Once we execute ISC_exception_post() we will determine what signal/excecption occurred, and LOG the the appropriate action. In the case of STACK_OVERFLOW, we will call ERR_post(). This will post the error to the status vector and ERR_punt() out. This will LONGJMP us right back to the most recent SETJMP. Once this process is started, we know that we will continue to cleanup, post error if necessary, and punt back to a higher level. This will continue until we reach the top of the subsystem. In this case, we will arrive in jrd.c where at last we would return an error. At this point the request has failed and we continue to return error until we arrive in server.c, which was the original caller, who will send_response() and finish.

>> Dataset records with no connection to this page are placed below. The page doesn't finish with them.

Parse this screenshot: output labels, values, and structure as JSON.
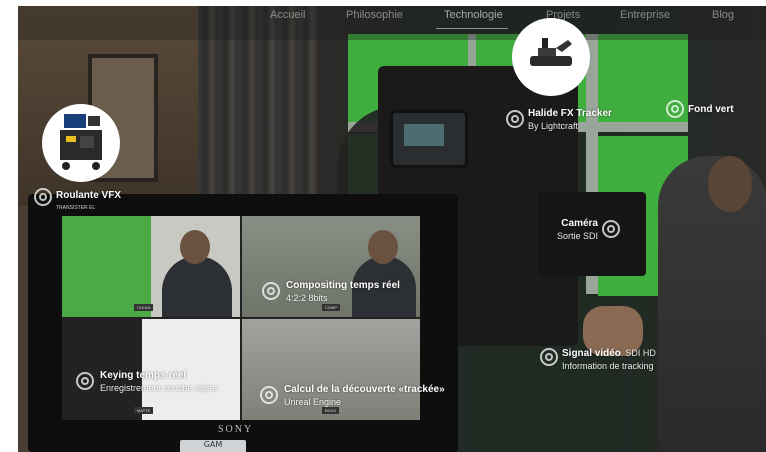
{
  "nav": {
    "items": [
      {
        "label": "Accueil"
      },
      {
        "label": "Philosophie"
      },
      {
        "label": "Technologie"
      },
      {
        "label": "Projets"
      },
      {
        "label": "Entreprise"
      },
      {
        "label": "Blog"
      }
    ],
    "active": "Technologie"
  },
  "hotspots": {
    "roulante": {
      "title": "Roulante VFX",
      "subtitle": "TRANSISTER EL"
    },
    "halide": {
      "title": "Halide FX Tracker",
      "subtitle": "By Lightcraft"
    },
    "fond_vert": {
      "title": "Fond vert"
    },
    "camera": {
      "title": "Caméra",
      "subtitle": "Sortie SDI"
    },
    "signal": {
      "title": "Signal vidéo",
      "title_suffix": "SDI HD",
      "subtitle": "Information de tracking"
    },
    "compositing": {
      "title": "Compositing temps réel",
      "subtitle": "4:2:2 8bits"
    },
    "keying": {
      "title": "Keying temps réel",
      "subtitle": "Enregistrement couche alpha"
    },
    "calcul": {
      "title": "Calcul de la découverte «trackée»",
      "subtitle": "Unreal Engine"
    }
  },
  "monitor": {
    "brand": "SONY",
    "quad_tags": [
      "CLEAN",
      "COMP",
      "MATTE",
      "BCKG"
    ],
    "box_label": "GAM"
  },
  "colors": {
    "green_screen": "#3fae3e",
    "hotspot_ring": "#ffffff"
  }
}
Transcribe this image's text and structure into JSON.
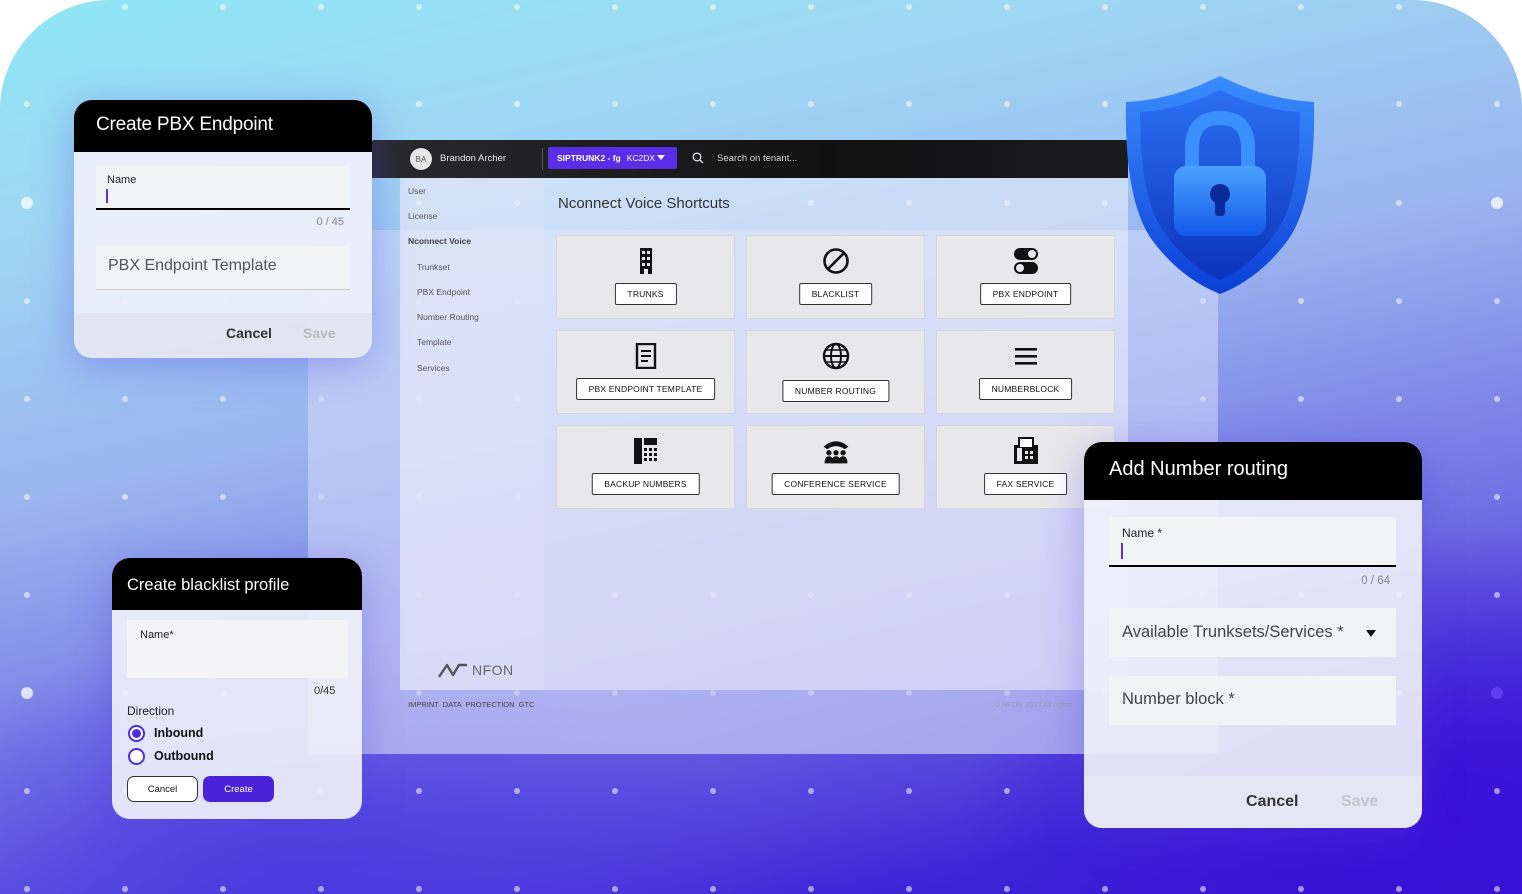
{
  "app": {
    "user_initials": "BA",
    "user_name": "Brandon Archer",
    "trunk_selector": {
      "name": "SIPTRUNK2 - fg",
      "code": "KC2DX"
    },
    "search_placeholder": "Search on tenant...",
    "sidebar": [
      {
        "label": "User",
        "level": "top"
      },
      {
        "label": "License",
        "level": "top"
      },
      {
        "label": "Nconnect Voice",
        "level": "section"
      },
      {
        "label": "Trunkset",
        "level": "sub"
      },
      {
        "label": "PBX Endpoint",
        "level": "sub"
      },
      {
        "label": "Number Routing",
        "level": "sub"
      },
      {
        "label": "Template",
        "level": "sub"
      },
      {
        "label": "Services",
        "level": "sub"
      }
    ],
    "logo_text": "NFON",
    "page_title": "Nconnect Voice Shortcuts",
    "tiles": [
      {
        "label": "TRUNKS",
        "icon": "building-icon"
      },
      {
        "label": "BLACKLIST",
        "icon": "block-icon"
      },
      {
        "label": "PBX ENDPOINT",
        "icon": "toggle-icon"
      },
      {
        "label": "PBX ENDPOINT TEMPLATE",
        "icon": "document-icon"
      },
      {
        "label": "NUMBER ROUTING",
        "icon": "globe-icon"
      },
      {
        "label": "NUMBERBLOCK",
        "icon": "menu-icon"
      },
      {
        "label": "BACKUP NUMBERS",
        "icon": "phone-keypad-icon"
      },
      {
        "label": "CONFERENCE SERVICE",
        "icon": "conference-icon"
      },
      {
        "label": "FAX SERVICE",
        "icon": "fax-icon"
      }
    ],
    "footer_links": [
      "IMPRINT",
      "DATA PROTECTION",
      "GTC"
    ],
    "copyright": "© NFON 2023 All rights"
  },
  "pbx_dialog": {
    "title": "Create PBX Endpoint",
    "name_label": "Name",
    "name_counter": "0 / 45",
    "template_placeholder": "PBX Endpoint Template",
    "cancel": "Cancel",
    "save": "Save"
  },
  "blacklist_dialog": {
    "title": "Create blacklist profile",
    "name_label": "Name*",
    "name_counter": "0/45",
    "direction_label": "Direction",
    "options": [
      "Inbound",
      "Outbound"
    ],
    "selected": "Inbound",
    "cancel": "Cancel",
    "create": "Create"
  },
  "routing_dialog": {
    "title": "Add Number routing",
    "name_label": "Name *",
    "name_counter": "0 / 64",
    "trunksets_placeholder": "Available Trunksets/Services *",
    "numberblock_placeholder": "Number block *",
    "cancel": "Cancel",
    "save": "Save"
  },
  "colors": {
    "accent": "#5a2ee8",
    "header": "#000000",
    "shield": "#1a5cf0"
  }
}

It is important to note that all of the above code is already in place, and has been there for a very long time. We are only proposing to add ISC_exception_post() which would take advantage of the existing error handling and cleanup code.

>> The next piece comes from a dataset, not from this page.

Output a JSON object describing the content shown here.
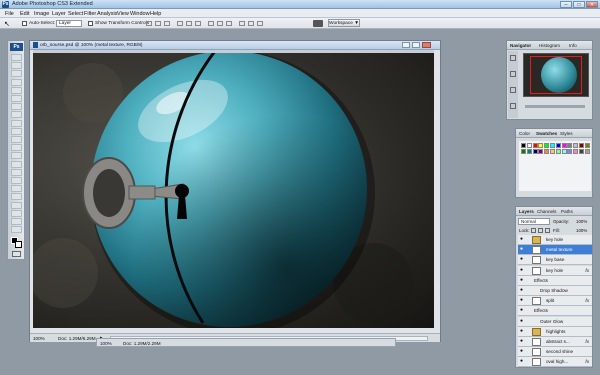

If in the future, we determine that other exception in new thread types can be safely recovered, we will ONLY have to change ISC_exception_post() to behave accordingly. Assuming that the new thread type has been designed to handle errors, and cleanup its memory on exit, all will be fine.

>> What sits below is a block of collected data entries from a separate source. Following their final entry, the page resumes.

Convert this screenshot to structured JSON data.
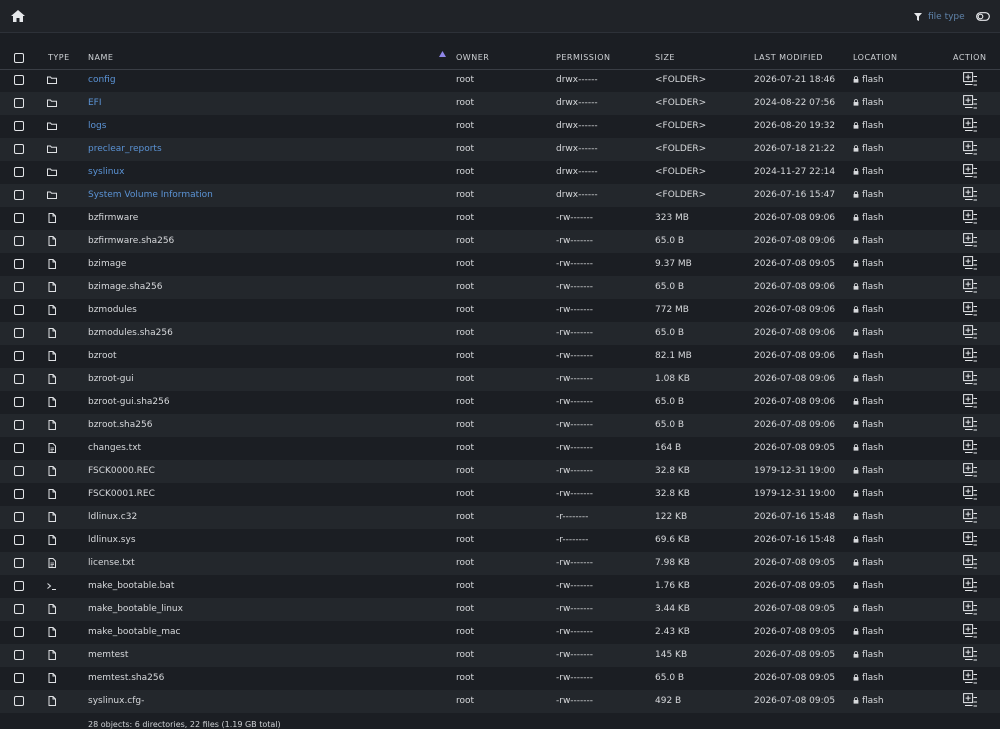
{
  "toolbar": {
    "home_icon": "home-icon",
    "filter_placeholder": "file type",
    "filter_icon": "filter-icon",
    "toggle_icon": "toggle-icon"
  },
  "columns": {
    "type": "TYPE",
    "name": "NAME",
    "owner": "OWNER",
    "permission": "PERMISSION",
    "size": "SIZE",
    "last_modified": "LAST MODIFIED",
    "location": "LOCATION",
    "action": "ACTION"
  },
  "sort": {
    "column": "name",
    "direction": "ascending"
  },
  "colors": {
    "folder_link": "#5b93d5",
    "row_alt": "#23272c",
    "background": "#1b1e23"
  },
  "rows": [
    {
      "type": "folder",
      "name": "config",
      "owner": "root",
      "perm": "drwx------",
      "size": "<FOLDER>",
      "modified": "2026-07-21 18:46",
      "location": "flash"
    },
    {
      "type": "folder",
      "name": "EFI",
      "owner": "root",
      "perm": "drwx------",
      "size": "<FOLDER>",
      "modified": "2024-08-22 07:56",
      "location": "flash"
    },
    {
      "type": "folder",
      "name": "logs",
      "owner": "root",
      "perm": "drwx------",
      "size": "<FOLDER>",
      "modified": "2026-08-20 19:32",
      "location": "flash"
    },
    {
      "type": "folder",
      "name": "preclear_reports",
      "owner": "root",
      "perm": "drwx------",
      "size": "<FOLDER>",
      "modified": "2026-07-18 21:22",
      "location": "flash"
    },
    {
      "type": "folder",
      "name": "syslinux",
      "owner": "root",
      "perm": "drwx------",
      "size": "<FOLDER>",
      "modified": "2024-11-27 22:14",
      "location": "flash"
    },
    {
      "type": "folder",
      "name": "System Volume Information",
      "owner": "root",
      "perm": "drwx------",
      "size": "<FOLDER>",
      "modified": "2026-07-16 15:47",
      "location": "flash"
    },
    {
      "type": "file",
      "name": "bzfirmware",
      "owner": "root",
      "perm": "-rw-------",
      "size": "323 MB",
      "modified": "2026-07-08 09:06",
      "location": "flash"
    },
    {
      "type": "file",
      "name": "bzfirmware.sha256",
      "owner": "root",
      "perm": "-rw-------",
      "size": "65.0 B",
      "modified": "2026-07-08 09:06",
      "location": "flash"
    },
    {
      "type": "file",
      "name": "bzimage",
      "owner": "root",
      "perm": "-rw-------",
      "size": "9.37 MB",
      "modified": "2026-07-08 09:05",
      "location": "flash"
    },
    {
      "type": "file",
      "name": "bzimage.sha256",
      "owner": "root",
      "perm": "-rw-------",
      "size": "65.0 B",
      "modified": "2026-07-08 09:06",
      "location": "flash"
    },
    {
      "type": "file",
      "name": "bzmodules",
      "owner": "root",
      "perm": "-rw-------",
      "size": "772 MB",
      "modified": "2026-07-08 09:06",
      "location": "flash"
    },
    {
      "type": "file",
      "name": "bzmodules.sha256",
      "owner": "root",
      "perm": "-rw-------",
      "size": "65.0 B",
      "modified": "2026-07-08 09:06",
      "location": "flash"
    },
    {
      "type": "file",
      "name": "bzroot",
      "owner": "root",
      "perm": "-rw-------",
      "size": "82.1 MB",
      "modified": "2026-07-08 09:06",
      "location": "flash"
    },
    {
      "type": "file",
      "name": "bzroot-gui",
      "owner": "root",
      "perm": "-rw-------",
      "size": "1.08 KB",
      "modified": "2026-07-08 09:06",
      "location": "flash"
    },
    {
      "type": "file",
      "name": "bzroot-gui.sha256",
      "owner": "root",
      "perm": "-rw-------",
      "size": "65.0 B",
      "modified": "2026-07-08 09:06",
      "location": "flash"
    },
    {
      "type": "file",
      "name": "bzroot.sha256",
      "owner": "root",
      "perm": "-rw-------",
      "size": "65.0 B",
      "modified": "2026-07-08 09:06",
      "location": "flash"
    },
    {
      "type": "text",
      "name": "changes.txt",
      "owner": "root",
      "perm": "-rw-------",
      "size": "164 B",
      "modified": "2026-07-08 09:05",
      "location": "flash"
    },
    {
      "type": "file",
      "name": "FSCK0000.REC",
      "owner": "root",
      "perm": "-rw-------",
      "size": "32.8 KB",
      "modified": "1979-12-31 19:00",
      "location": "flash"
    },
    {
      "type": "file",
      "name": "FSCK0001.REC",
      "owner": "root",
      "perm": "-rw-------",
      "size": "32.8 KB",
      "modified": "1979-12-31 19:00",
      "location": "flash"
    },
    {
      "type": "file",
      "name": "ldlinux.c32",
      "owner": "root",
      "perm": "-r--------",
      "size": "122 KB",
      "modified": "2026-07-16 15:48",
      "location": "flash"
    },
    {
      "type": "file",
      "name": "ldlinux.sys",
      "owner": "root",
      "perm": "-r--------",
      "size": "69.6 KB",
      "modified": "2026-07-16 15:48",
      "location": "flash"
    },
    {
      "type": "text",
      "name": "license.txt",
      "owner": "root",
      "perm": "-rw-------",
      "size": "7.98 KB",
      "modified": "2026-07-08 09:05",
      "location": "flash"
    },
    {
      "type": "script",
      "name": "make_bootable.bat",
      "owner": "root",
      "perm": "-rw-------",
      "size": "1.76 KB",
      "modified": "2026-07-08 09:05",
      "location": "flash"
    },
    {
      "type": "file",
      "name": "make_bootable_linux",
      "owner": "root",
      "perm": "-rw-------",
      "size": "3.44 KB",
      "modified": "2026-07-08 09:05",
      "location": "flash"
    },
    {
      "type": "file",
      "name": "make_bootable_mac",
      "owner": "root",
      "perm": "-rw-------",
      "size": "2.43 KB",
      "modified": "2026-07-08 09:05",
      "location": "flash"
    },
    {
      "type": "file",
      "name": "memtest",
      "owner": "root",
      "perm": "-rw-------",
      "size": "145 KB",
      "modified": "2026-07-08 09:05",
      "location": "flash"
    },
    {
      "type": "file",
      "name": "memtest.sha256",
      "owner": "root",
      "perm": "-rw-------",
      "size": "65.0 B",
      "modified": "2026-07-08 09:05",
      "location": "flash"
    },
    {
      "type": "file",
      "name": "syslinux.cfg-",
      "owner": "root",
      "perm": "-rw-------",
      "size": "492 B",
      "modified": "2026-07-08 09:05",
      "location": "flash"
    }
  ],
  "footer": "28 objects: 6 directories, 22 files (1.19 GB total)"
}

Note: In order for the stack overflow checking to be of any use, we will probably want to remove the limitation of 750 recursions of stored procedures, seeing as this is one of the most likely causes of the stack overflow.

New/Affected Modules

The following modules need to be modified to clean up the SET_THREAD_DATA macro:

jrdcch.c
jrdidx.c
jrdmet.e
jrdrng.c
jrdsdw.c
jrdtra.c
jrdjrd.c
jrdjrd.h

The following modules need to be modified to add the SCH_thread_enter_check function which determines if we have to do a THREAD_ENTER.

jrdsch.c

The following functions need to be modified to remove existent nonfunctioning exception handling code:

jrdfun.e
jrdblf.e

Lastly, the following modules need to be modified to add sigset/try-except code:

remoteserver.c

Testing Considerations

We will be able to write ill-behaved UDFs and Blob filters to exercise one particular case of this exception handling. As for the stack overflow signal/exception, we in R&D will have to asses all the particular times when we can overflow our stack, and outline ways to make this happen.